The ways in which humans and dogs have been mutually shaped by their enmeshment, including indications that these species co-evolved metabolically and neurologically, upend anthropocentric claims that dogs are merely acted-upon and unsettle visions of “the human” as a hermetically sealed, exceptional subject defined in opposition to “the animal.” Haraway, who has suggested that dogs may have trained early humans to feed them, notes that we are “training each other in acts of communication we barely understand.”5 One summer night, I uncharacteristically stayed out until 6 a.m.; on our morning walk, Beckett, whom I had house-trained long prior, promptly lifted his leg and pointedly urinated on my sandal-clad foot. I got the gist of this unprecedented (and since unrepeated) message in our emergent lingua franca and was summarily trained.

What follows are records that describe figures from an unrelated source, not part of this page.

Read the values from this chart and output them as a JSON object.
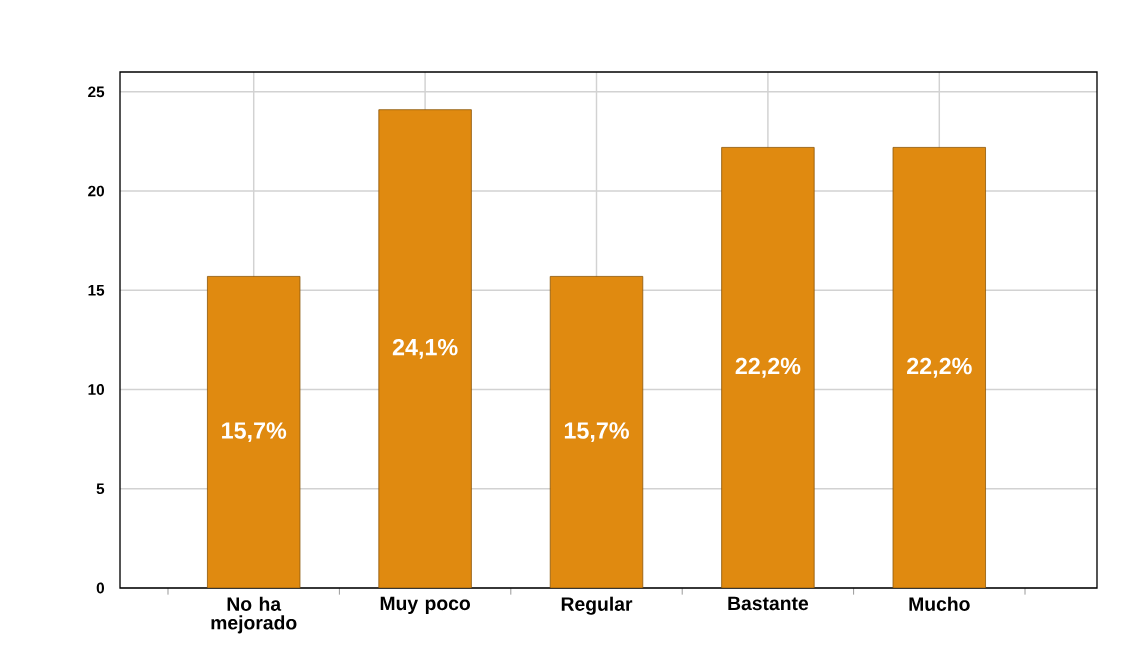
{
  "chart_data": {
    "type": "bar",
    "categories": [
      "No ha mejorado",
      "Muy poco",
      "Regular",
      "Bastante",
      "Mucho"
    ],
    "values": [
      15.7,
      24.1,
      15.7,
      22.2,
      22.2
    ],
    "value_labels": [
      "15,7%",
      "24,1%",
      "15,7%",
      "22,2%",
      "22,2%"
    ],
    "color": "#e08a10",
    "ylim": [
      0,
      26
    ],
    "yticks": [
      0,
      5,
      10,
      15,
      20,
      25
    ],
    "grid": true
  }
}
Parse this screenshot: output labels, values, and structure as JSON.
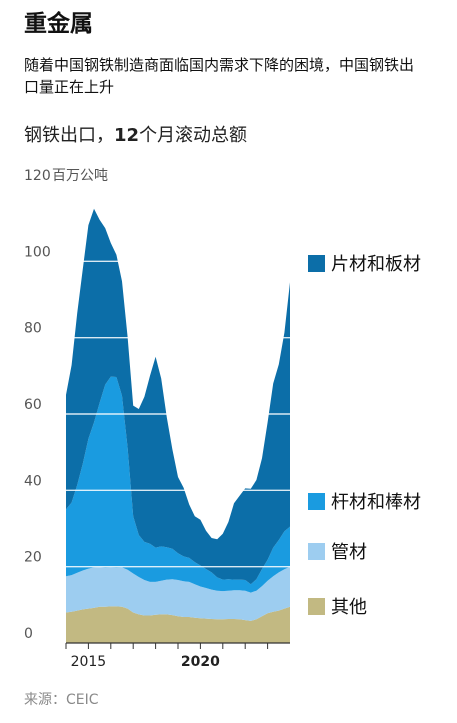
{
  "title": "重金属",
  "subtitle": "随着中国钢铁制造商面临国内需求下降的困境，中国钢铁出口量正在上升",
  "chart_title_prefix": "钢铁出口，",
  "chart_title_bold": "12",
  "chart_title_suffix": "个月滚动总额",
  "source": "来源：CEIC",
  "colors": {
    "flat": "#0c6ea8",
    "long": "#1a9be0",
    "pipe": "#9dcdf0",
    "other": "#c2b982",
    "grid": "#cfcfcf",
    "axis": "#333333"
  },
  "chart_data": {
    "type": "area",
    "stacked": true,
    "y_unit_label": "百万公吨",
    "ylim": [
      0,
      120
    ],
    "yticks": [
      "0",
      "20",
      "40",
      "60",
      "80",
      "100",
      "120"
    ],
    "xticks": [
      "2015",
      "2020"
    ],
    "xlim": [
      "2014-01",
      "2024-01"
    ],
    "x": [
      "2014-01",
      "2014-04",
      "2014-07",
      "2014-10",
      "2015-01",
      "2015-04",
      "2015-07",
      "2015-10",
      "2016-01",
      "2016-04",
      "2016-07",
      "2016-10",
      "2017-01",
      "2017-04",
      "2017-07",
      "2017-10",
      "2018-01",
      "2018-04",
      "2018-07",
      "2018-10",
      "2019-01",
      "2019-04",
      "2019-07",
      "2019-10",
      "2020-01",
      "2020-04",
      "2020-07",
      "2020-10",
      "2021-01",
      "2021-04",
      "2021-07",
      "2021-10",
      "2022-01",
      "2022-04",
      "2022-07",
      "2022-10",
      "2023-01",
      "2023-04",
      "2023-07",
      "2023-10",
      "2024-01"
    ],
    "series": [
      {
        "name": "其他",
        "color_key": "other",
        "values": [
          8,
          8.2,
          8.5,
          8.8,
          9,
          9.2,
          9.5,
          9.5,
          9.6,
          9.6,
          9.5,
          9,
          8,
          7.5,
          7.2,
          7.2,
          7.4,
          7.5,
          7.5,
          7.3,
          7,
          6.8,
          6.8,
          6.6,
          6.5,
          6.4,
          6.3,
          6.2,
          6.2,
          6.3,
          6.3,
          6.2,
          6,
          5.8,
          6.2,
          7,
          7.8,
          8.2,
          8.5,
          9,
          9.5
        ]
      },
      {
        "name": "管材",
        "color_key": "pipe",
        "values": [
          9.5,
          9.6,
          9.9,
          10.2,
          10.5,
          10.6,
          10.4,
          10.2,
          10.2,
          10.1,
          10.3,
          10.2,
          10.2,
          9.8,
          9.3,
          8.8,
          8.6,
          8.8,
          9.1,
          9.4,
          9.5,
          9.4,
          9.2,
          8.8,
          8.3,
          8,
          7.7,
          7.5,
          7.4,
          7.4,
          7.5,
          7.6,
          7.7,
          7.4,
          7.5,
          7.9,
          8.5,
          9.3,
          10,
          10.3,
          10.5
        ]
      },
      {
        "name": "杆材和棒材",
        "color_key": "long",
        "values": [
          17.5,
          19,
          23,
          28,
          34,
          38,
          43,
          48,
          50,
          50,
          45,
          32,
          15,
          11,
          10,
          10,
          9,
          9,
          8.5,
          8,
          7,
          6.5,
          6.3,
          5.8,
          5.5,
          5,
          4.5,
          3.5,
          3,
          3,
          2.8,
          2.8,
          2.8,
          2.2,
          3,
          4.5,
          5.5,
          7.5,
          8.5,
          10,
          10.5
        ]
      },
      {
        "name": "片材和板材",
        "color_key": "flat",
        "values": [
          30,
          36,
          45,
          51,
          56,
          56,
          48,
          41,
          35,
          32,
          30,
          29,
          29,
          33,
          38,
          44,
          50,
          44,
          34,
          26,
          20,
          18,
          14,
          12,
          12,
          10,
          9,
          10,
          12,
          15,
          20,
          22,
          24,
          25,
          26,
          29,
          36,
          43,
          46,
          52,
          64
        ]
      }
    ],
    "legend": [
      "片材和板材",
      "杆材和棒材",
      "管材",
      "其他"
    ]
  }
}
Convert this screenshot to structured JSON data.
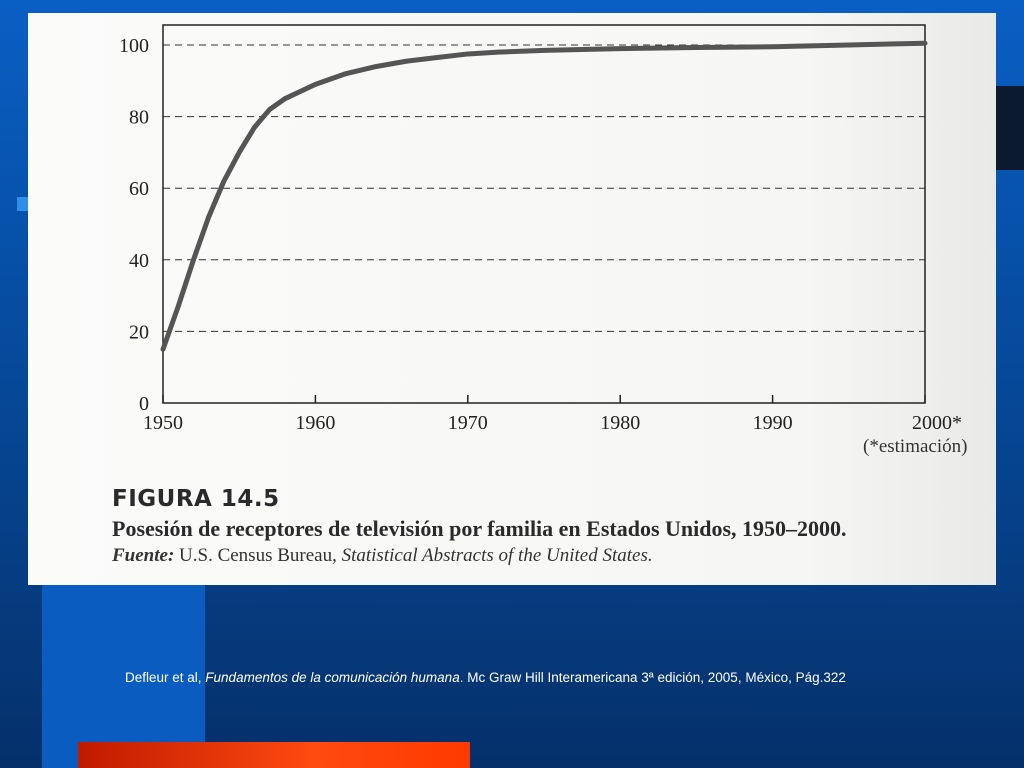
{
  "slide": {
    "citation_author": "Defleur et al, ",
    "citation_book": "Fundamentos de la comunicación humana",
    "citation_rest": ". Mc Graw Hill Interamericana 3ª edición, 2005, México, Pág.322"
  },
  "figure": {
    "label": "FIGURA 14.5",
    "caption": "Posesión de receptores de televisión por familia en Estados Unidos, 1950–2000.",
    "source_label": "Fuente:",
    "source_org": " U.S. Census Bureau, ",
    "source_pub": "Statistical Abstracts of the United States.",
    "estimate_note": "(*estimación)"
  },
  "colors": {
    "line": "#555555",
    "grid": "#333333",
    "axis": "#222222"
  },
  "chart_data": {
    "type": "line",
    "title": "",
    "xlabel": "",
    "ylabel": "",
    "xlim": [
      1950,
      2000
    ],
    "ylim": [
      0,
      100
    ],
    "grid": "horizontal dashed",
    "x_ticks": [
      1950,
      1960,
      1970,
      1980,
      1990,
      2000
    ],
    "x_tick_labels": [
      "1950",
      "1960",
      "1970",
      "1980",
      "1990",
      "2000*"
    ],
    "y_ticks": [
      0,
      20,
      40,
      60,
      80,
      100
    ],
    "y_tick_labels": [
      "0",
      "20",
      "40",
      "60",
      "80",
      "100"
    ],
    "series": [
      {
        "x": [
          1950,
          1951,
          1952,
          1953,
          1954,
          1955,
          1956,
          1957,
          1958,
          1960,
          1962,
          1964,
          1966,
          1968,
          1970,
          1972,
          1975,
          1980,
          1985,
          1990,
          1995,
          2000
        ],
        "values": [
          15,
          27,
          40,
          52,
          62,
          70,
          77,
          82,
          85,
          89,
          92,
          94,
          95.5,
          96.5,
          97.5,
          98,
          98.5,
          99,
          99.3,
          99.5,
          100,
          100.5
        ]
      }
    ]
  }
}
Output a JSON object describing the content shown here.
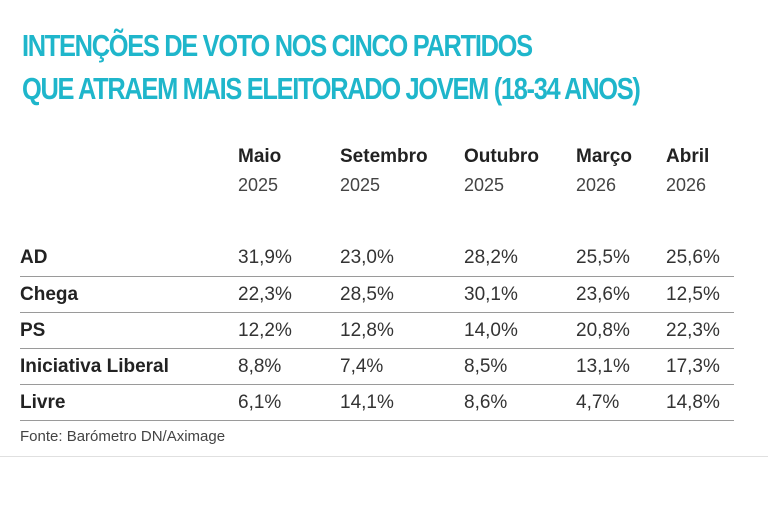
{
  "title": {
    "line1": "INTENÇÕES DE VOTO NOS CINCO PARTIDOS",
    "line2": "QUE ATRAEM MAIS ELEITORADO JOVEM (18-34 ANOS)"
  },
  "accent_color": "#1fb6cb",
  "source": "Fonte: Barómetro DN/Aximage",
  "chart_data": {
    "type": "table",
    "title": "INTENÇÕES DE VOTO NOS CINCO PARTIDOS QUE ATRAEM MAIS ELEITORADO JOVEM (18-34 ANOS)",
    "columns": [
      {
        "month": "Maio",
        "year": "2025"
      },
      {
        "month": "Setembro",
        "year": "2025"
      },
      {
        "month": "Outubro",
        "year": "2025"
      },
      {
        "month": "Março",
        "year": "2026"
      },
      {
        "month": "Abril",
        "year": "2026"
      }
    ],
    "rows": [
      {
        "party": "AD",
        "values": [
          "31,9%",
          "23,0%",
          "28,2%",
          "25,5%",
          "25,6%"
        ]
      },
      {
        "party": "Chega",
        "values": [
          "22,3%",
          "28,5%",
          "30,1%",
          "23,6%",
          "12,5%"
        ]
      },
      {
        "party": "PS",
        "values": [
          "12,2%",
          "12,8%",
          "14,0%",
          "20,8%",
          "22,3%"
        ]
      },
      {
        "party": "Iniciativa Liberal",
        "values": [
          "8,8%",
          "7,4%",
          "8,5%",
          "13,1%",
          "17,3%"
        ]
      },
      {
        "party": "Livre",
        "values": [
          "6,1%",
          "14,1%",
          "8,6%",
          "4,7%",
          "14,8%"
        ]
      }
    ]
  }
}
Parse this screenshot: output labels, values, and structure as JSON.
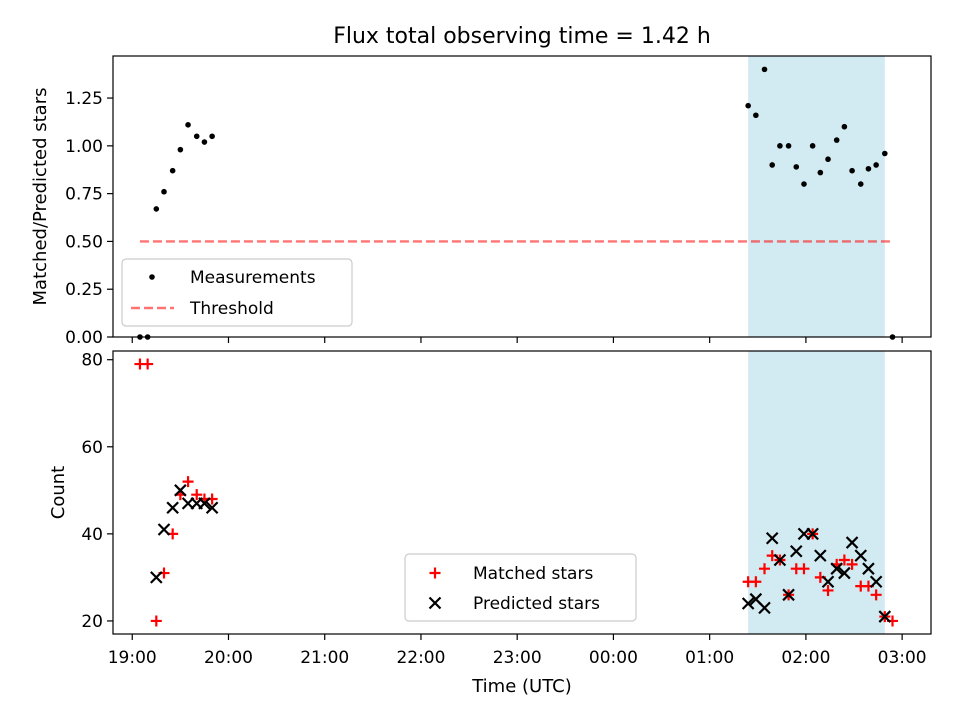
{
  "figure": {
    "title": "Flux total observing time = 1.42 h",
    "xlabel": "Time (UTC)",
    "x_ticks": [
      "19:00",
      "20:00",
      "21:00",
      "22:00",
      "23:00",
      "00:00",
      "01:00",
      "02:00",
      "03:00"
    ],
    "colors": {
      "shade": "#add8e6",
      "threshold": "#ff0000",
      "matched": "#ff0000",
      "predicted": "#000000",
      "measurements": "#000000"
    }
  },
  "chart_data": [
    {
      "type": "scatter",
      "ylabel": "Matched/Predicted stars",
      "xlim": [
        -0.2,
        8.3
      ],
      "ylim": [
        0,
        1.47
      ],
      "y_ticks": [
        0.0,
        0.25,
        0.5,
        0.75,
        1.0,
        1.25
      ],
      "y_tick_labels": [
        "0.00",
        "0.25",
        "0.50",
        "0.75",
        "1.00",
        "1.25"
      ],
      "shaded_region": [
        6.4,
        7.82
      ],
      "legend": {
        "position": "lower-left",
        "entries": [
          "Measurements",
          "Threshold"
        ]
      },
      "threshold": {
        "name": "Threshold",
        "value": 0.5,
        "x_range": [
          0.08,
          7.88
        ]
      },
      "series": [
        {
          "name": "Measurements",
          "x": [
            0.08,
            0.16,
            0.25,
            0.33,
            0.42,
            0.5,
            0.58,
            0.67,
            0.75,
            0.83,
            6.4,
            6.48,
            6.57,
            6.65,
            6.73,
            6.82,
            6.9,
            6.98,
            7.07,
            7.15,
            7.23,
            7.32,
            7.4,
            7.48,
            7.57,
            7.65,
            7.73,
            7.82,
            7.9
          ],
          "y": [
            0.0,
            0.0,
            0.67,
            0.76,
            0.87,
            0.98,
            1.11,
            1.05,
            1.02,
            1.05,
            1.21,
            1.16,
            1.4,
            0.9,
            1.0,
            1.0,
            0.89,
            0.8,
            1.0,
            0.86,
            0.93,
            1.03,
            1.1,
            0.87,
            0.8,
            0.88,
            0.9,
            0.96,
            0.0
          ]
        }
      ]
    },
    {
      "type": "scatter",
      "ylabel": "Count",
      "xlim": [
        -0.2,
        8.3
      ],
      "ylim": [
        17,
        82
      ],
      "y_ticks": [
        20,
        40,
        60,
        80
      ],
      "y_tick_labels": [
        "20",
        "40",
        "60",
        "80"
      ],
      "shaded_region": [
        6.4,
        7.82
      ],
      "legend": {
        "position": "lower-center",
        "entries": [
          "Matched stars",
          "Predicted stars"
        ]
      },
      "series": [
        {
          "name": "Matched stars",
          "marker": "+",
          "x": [
            0.08,
            0.16,
            0.25,
            0.33,
            0.42,
            0.5,
            0.58,
            0.67,
            0.75,
            0.83,
            6.4,
            6.48,
            6.57,
            6.65,
            6.73,
            6.82,
            6.9,
            6.98,
            7.07,
            7.15,
            7.23,
            7.32,
            7.4,
            7.48,
            7.57,
            7.65,
            7.73,
            7.82,
            7.9
          ],
          "y": [
            79,
            79,
            20,
            31,
            40,
            49,
            52,
            49,
            48,
            48,
            29,
            29,
            32,
            35,
            34,
            26,
            32,
            32,
            40,
            30,
            27,
            33,
            34,
            33,
            28,
            28,
            26,
            21,
            20
          ]
        },
        {
          "name": "Predicted stars",
          "marker": "x",
          "x": [
            0.25,
            0.33,
            0.42,
            0.5,
            0.58,
            0.67,
            0.75,
            0.83,
            6.4,
            6.48,
            6.57,
            6.65,
            6.73,
            6.82,
            6.9,
            6.98,
            7.07,
            7.15,
            7.23,
            7.32,
            7.4,
            7.48,
            7.57,
            7.65,
            7.73,
            7.82
          ],
          "y": [
            30,
            41,
            46,
            50,
            47,
            47,
            47,
            46,
            24,
            25,
            23,
            39,
            34,
            26,
            36,
            40,
            40,
            35,
            29,
            32,
            31,
            38,
            35,
            32,
            29,
            21
          ]
        }
      ]
    }
  ]
}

One day in the not-so-distant future (pug lifespans average twelve to fifteen years), our cobbled-together language will fall into disuse; the thought prompts a kind of dehiscence in me, regardless of my efforts to queer the life/death binary in my own thinking. The trivialization of grief for the non-human animals with which we are entangled—not only common companion animals, but also those harmed and killed by the animal-industrial complex or the slow violence of anthropogenic climate change—is tied up with the larger question of who is deemed worthy of grief.6 Which kinships are socially significant? Which and whose losses matter? Who counts? The hegemonic (white, colonial, cisheteropatriarchal, anthropocentric) answers to these questions have enacted and sanctioned incalculable violence against so much life. With and far beyond Beckett, my queer heartbreak is compounded by seeing who and what is not counted, while knowing just how much they do.

  1. Emilie Louise Gossiaux in conversation with Marcus Civin, “Emilie Louise Gossiaux: Interdependence,” Metal Magazine, 2023, https://metalmagazine.eu/post/emilie-louise-gossiaux.
  2. Mel Y. Chen, Animacies: Biopolitics, Racial Mattering, and Queer Affect (Durham: Duke University Press, 2012), p. 104.
  3. Donna J. Haraway, When Species Meet (Minneapolis: University of Minnesota Press, 2008), p. 96.
  4. Donna J. Haraway, The Companion Species Manifesto: Dogs, People, and Significant Otherness (Chicago: Prickly Paradigm Press, 2003), p. 9.
  5. Donna J. Haraway, The Companion Species Manifesto, p. 2.
  6. For more on this topic, see Judith Butler, “Precariousness and Grievability,” 16 November 2015, versobooks.com.